Chrétien de Troyes insiste sur la présence des femmes dans ses oeuvres : elles domestiquent les chevaliers dans un monde d’hommes.

Son oeuvre principale se base sur les romans de la Table Ronde qui a pour représentant le Roi Arthur mais qui n’est pourtant pas le personnage central des oeuvres de notre trouvère.
La cour du Roi Arthur est un lieu fixe à tous les romans même si elle est imaginée par Chrétien de Troyes qui s’est basée sur des croyances populaires celtes et anglo-normandes.

Parmis les chevaliers dont il raconte la quête, nous retrouvons Cligès, Lancelot du Lac, Yvain et Perceval le Gallois (et non pas Provençal le Gaulois).

Les romans chevaleresques de Chrétien de Troyes qui nous sont parvenus :

  • Érec et Énide, vers 1170 ;
  • Cligès ou la Fausse morte, vers 1176;
  • Lancelot ou le Chevalier à la charrette,
    roman de Lancelot, vers 1175-1181 (inachevé) ;
  • Yvain ou le Chevalier au lion, roman
    d’Yvain, vers 1175-1181 ;
  • Perceval ou le Conte du Graal ou
    roman de Perceval, vers 1182-1190 (inachevé)
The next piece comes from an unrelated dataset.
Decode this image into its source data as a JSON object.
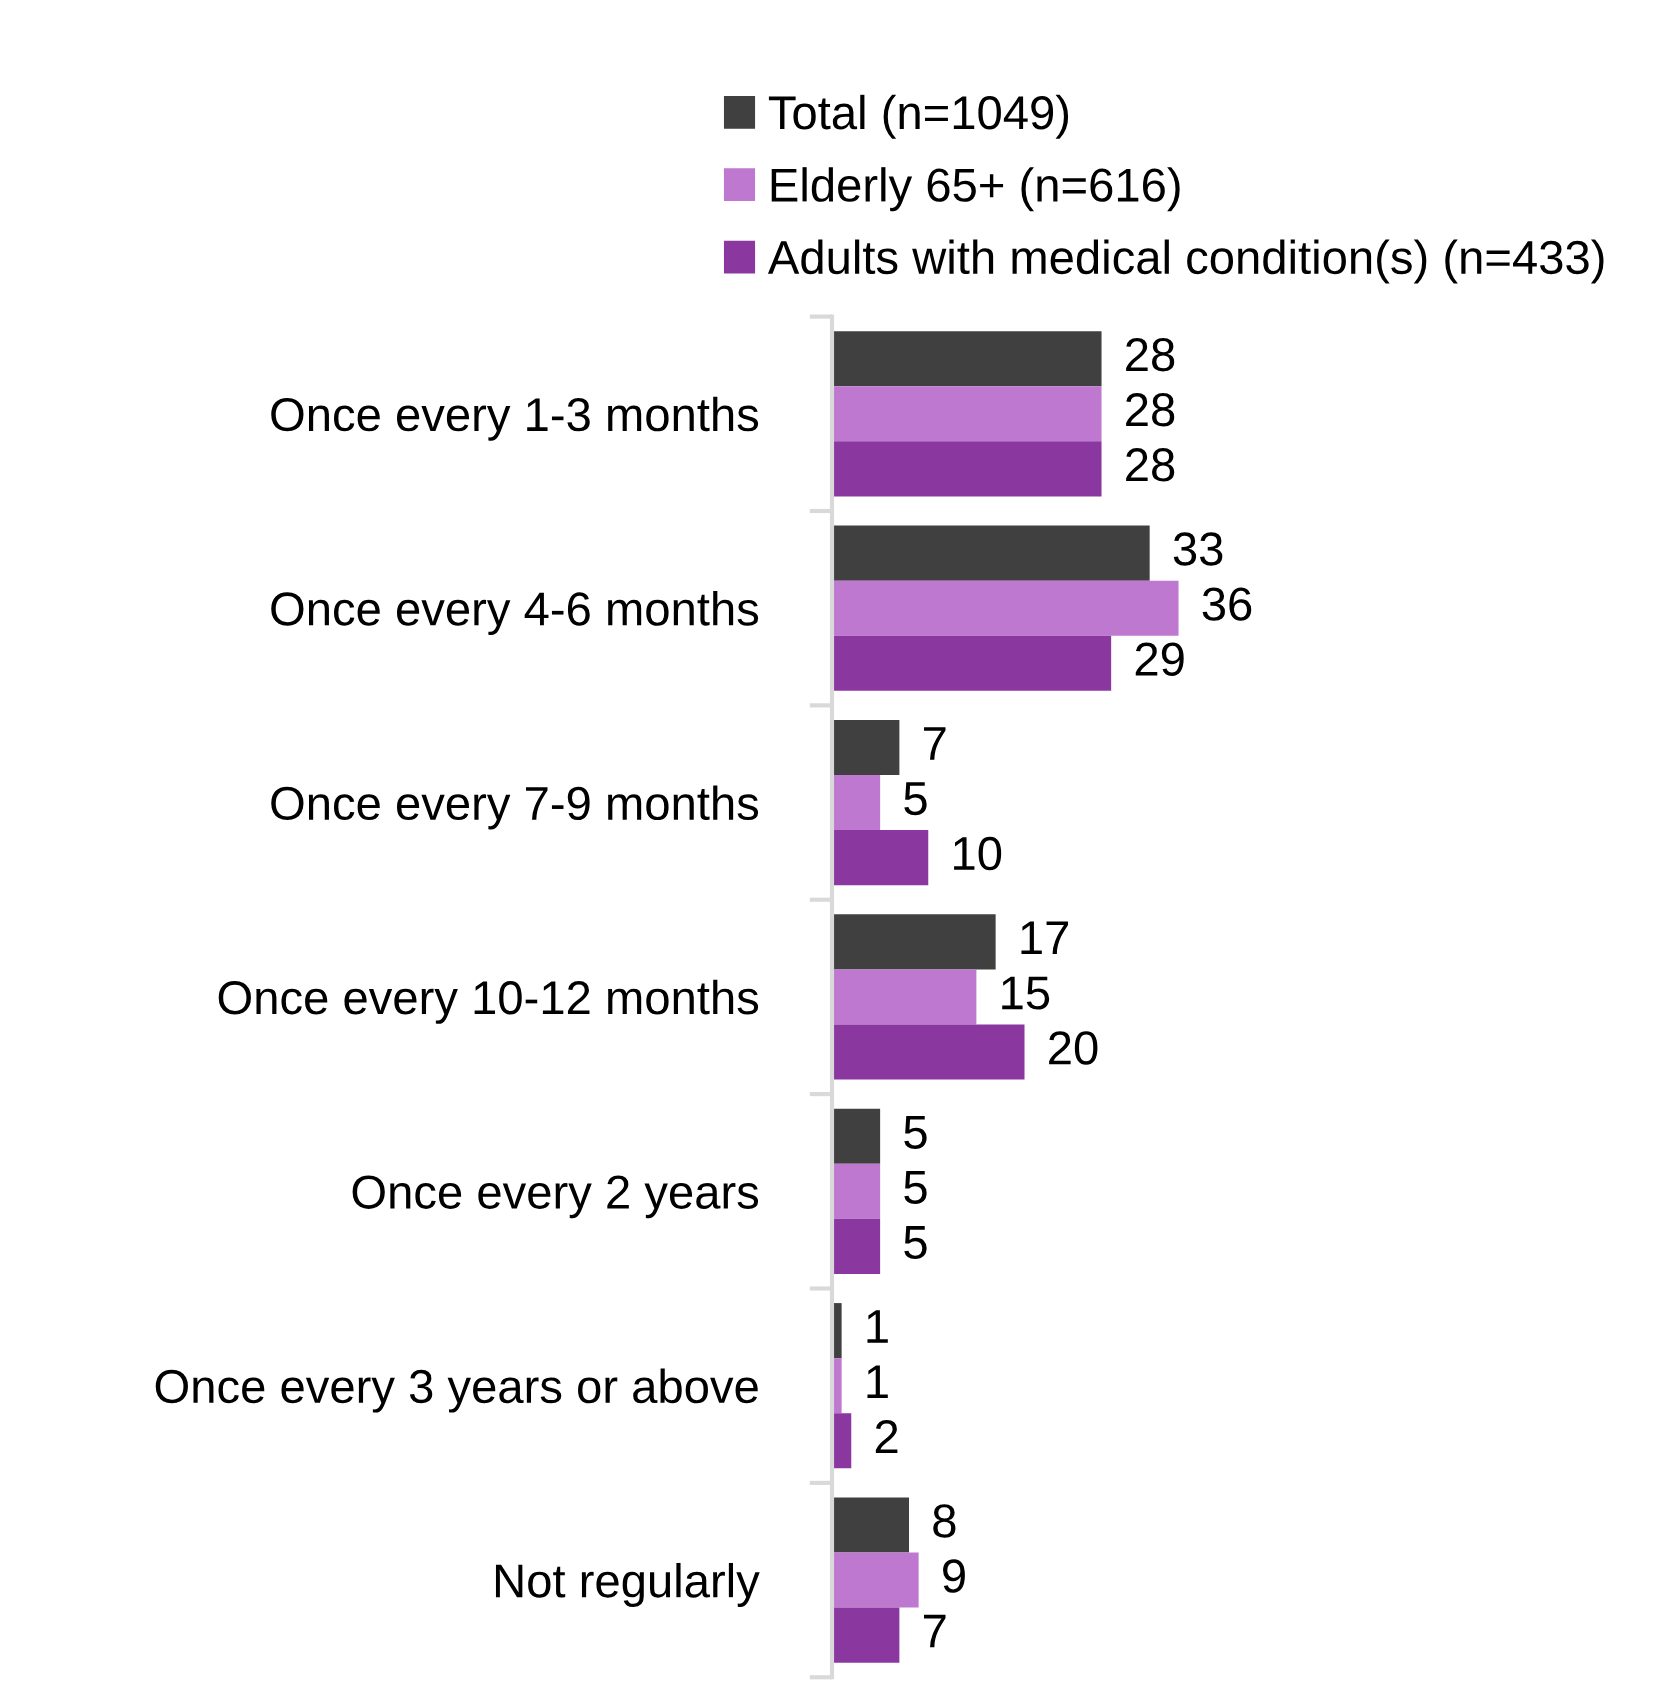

Chrétien de Troyes n’est pas le seul auteur des romans de chevalerie mais il est certain le plus connu de tous du Moyen-Âge. Autre roman de chevalerie bien connue mais hors Moyen-Âge : Don Quichotte de la Mancha de Cervantès. Bon, il s’agit d’un roman de contre-chevalerie mais quand même.

Les chansons de geste

Mais durant le Bas Moyen-Âge, il y avait aussi les chansons de gestes. Ce sont des chansons rythmées qui présentent les faits héroïques des chevaliers.
Le latin « gesta » signifie « les exploits », d’où chanson de geste. Très populaire au XIe siècle.
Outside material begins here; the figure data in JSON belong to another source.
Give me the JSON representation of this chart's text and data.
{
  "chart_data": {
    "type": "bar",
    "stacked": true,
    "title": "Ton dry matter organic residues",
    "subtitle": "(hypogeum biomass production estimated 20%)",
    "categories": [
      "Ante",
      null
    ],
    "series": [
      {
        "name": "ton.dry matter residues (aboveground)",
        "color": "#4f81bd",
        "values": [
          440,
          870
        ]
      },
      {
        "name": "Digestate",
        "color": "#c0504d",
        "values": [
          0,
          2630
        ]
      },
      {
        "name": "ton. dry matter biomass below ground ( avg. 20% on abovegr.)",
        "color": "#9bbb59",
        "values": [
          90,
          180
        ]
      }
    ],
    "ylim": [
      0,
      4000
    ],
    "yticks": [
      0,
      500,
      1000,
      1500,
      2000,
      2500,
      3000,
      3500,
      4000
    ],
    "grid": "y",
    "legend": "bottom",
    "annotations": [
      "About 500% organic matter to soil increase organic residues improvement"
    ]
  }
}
Le thème le plus développé est la loyauté, la fidélité au roi ou au seigneur même en cas de félonie.

Une très célèbre chanson de geste est la Chanson de Roland au XIe siècle qui raconte la mort de Roland à la bataille de Roncevaud, dans les Pyrénées, trois siècles auparavant, puis la vengeance de Charlemange. Tu te rappelles de cette chanson? On t’en a certainement parlé en primaire ou au collège.